Photographs: Charles Francis
October 2016: The giant granite press in the tool shed at Penrose is a tangible reminder of centuries of apple-growing in the fields around Helston. It is a heavy piece of kit. “We don’t know how the press was brought in. Maybe it was there before the shed was built,” speculates National Trust ranger Laura David. This month, the trust, which owns the 1,500-acre estate, will be welcoming visitors to the walled kitchen garden for the Penrose Apple Festival, which offers plenty of fruity fun — including apple bobbing, of course — and a chance to taste freshly-pressed juice and apple cake.
“The festival was born out of the traditional harvest celebrations which took place at this time of year,” says Laura. “It’s a tradition we wanted to continue.” The apples for the event are from the trees in Degibna Wood, which slopes down to Loe Pool, Cornwall’s largest freshwater lake. In time, the trust hopes to reinstate orchards in other areas of the estate.

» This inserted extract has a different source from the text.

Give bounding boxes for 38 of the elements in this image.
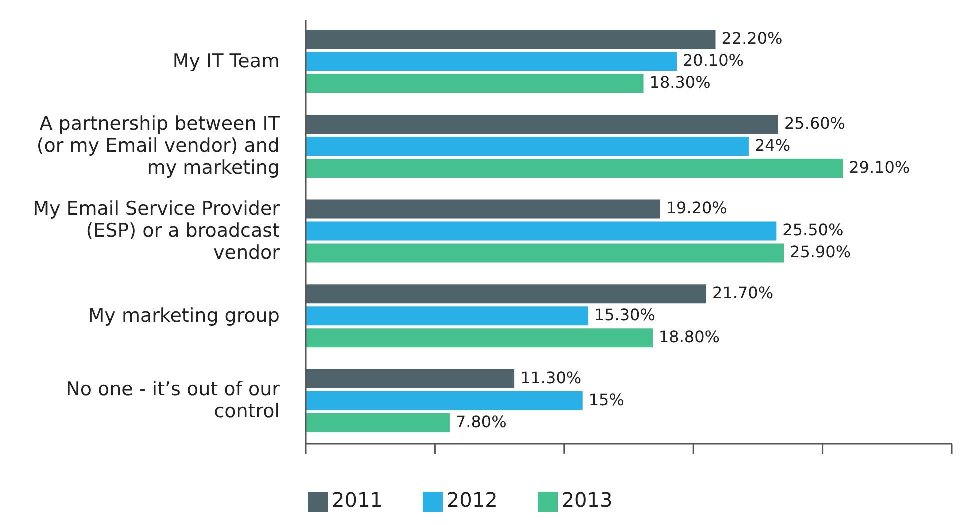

Penrose was given to the National Trust in 1974 by Lt Cdr J P Rogers, whose family had owned the land since the middle of the 18th century. Their wealth came from mining and they sponsored several plant-hunting expeditions. “The Rogers family started to change the landscape, and most of what we see today developed from the late 1700s — the landscaped parkland and plantations,” Laura says.
“We have some beautiful parkland trees — a mixture of oak and lime, a London plane, a copper beech. There are also tree ferns and trachycarpus, including a lovely New Zealand Chusan palm, which is possibly the tallest in Cornwall.” The plant hunters also brought some Monterey cypress trees from California, which can still be seen close to Loe Pool. “They are quite iconic. We have some saplings grown from seed, which we’ve been planting, but they haven’t done very well. We don’t know what trick the Rogers used to get them to survive!”
The land donated to the trust also includes formal gardens which are not open to the public — “they are in a state of slight disrepair,” Laura explains — and several buildings of historical importance, such as a Victorian bath house, which was originally fed by water from a stream, and a row of houses known as the laundry cottages. “There is a boiling tub in one cottage, and another was probably the head gardener’s cottage. There was also a schoolroom there for the workers’ children — it’s derelict now, and there’s a lesser horseshoe bat maternity roost there.”
The trust is aiming to make use of information about the past management of the estate to inform its future actions. The focus is currently on the 18th century walled garden, one of two adjacent gardens designed by John Rogers soon after he inherited Penrose in 1772. The other is still leased to the Rogers family. “We only know bits and bobs about the history of the walled garden. We haven’t found any historical planting plans,” says Laura. “No doubt they would have cultivated things like raspberries and leeks.
“We have two black and white aerial photos from the 1950s, which show that it was cultivated then. Daffodils come up here every year, which must be a relic of when they grew cut flowers. They also had beehives, and there are shreds of wire, so they definitely used the walls for growing soft fruit. There was a glasshouse which was probably heated, as there is pipework running through, and a nice little dipping pond is still here. We know that the walled garden had stopped being used by the 1960s. What the trust did was turn it into a tree nursery. Conifer trees were planted there and sold locally as Christmas trees.”
The walled garden as a tree nursery. Photograph: courtesy National Trust
The trust has re-introduced vegetable beds in the shelter of the south-facing wall, and is growing a range of crops including beetroot, spinach, chard, swede, turnips, sweet peppers and lettuce, along with mustard and buckwheat as green manure.
Growing against other walls are fruitful pear espaliers and a thriving Kea plum tree.
A range of other fruit trees have been planted in the centre of the garden, to break up the monoculture of the lawn.
They include a white mulberry which commemorates 45 years of the twinning link between Helston and Sasso Marcon: the tree was brought all the way from Italy by public transport, says Laura.
In one corner of the walled garden is a nascent wildlife area, with a bug hotel and logpile, and Laura also hopes to establish a wildflower meadow. An enclosed area in the lawn is home to an old cold frame, where it is thought cucumbers were once grown. It is now enjoying new life as a herb bed.
A plaque commemorates Mike Lemon, a volunteer gardener who died last year. He is described as “a man of Helston who put service to the community before self”. Laura adds her own tribute: “He was wonderful”. The trust has no employed gardeners at Penrose — the Rogers family once had 12 in the formal gardens alone — and without volunteers like Mike, it would be difficult for the planned restoration to become a reality.
Of the walled garden, Laura says: “We’re sensitive to the history of the place, but it’s not going to be a renovation back to how it was. We like the idea of it not being an extremely manicured area — it’s nice to allow people to have a picnic here and enjoy this lovely space. The local Scouts and Beavers have taken on a plot, and another is being used for a gardening course run by Cornwall Neighbourhoods for Change, so it really is a community space.
“Local people used to walk past, thinking: ‘What’s behind these walls?’. Now we can say: ‘Come on in!’.” The Apple Festival provides the perfect opportunity to do just that.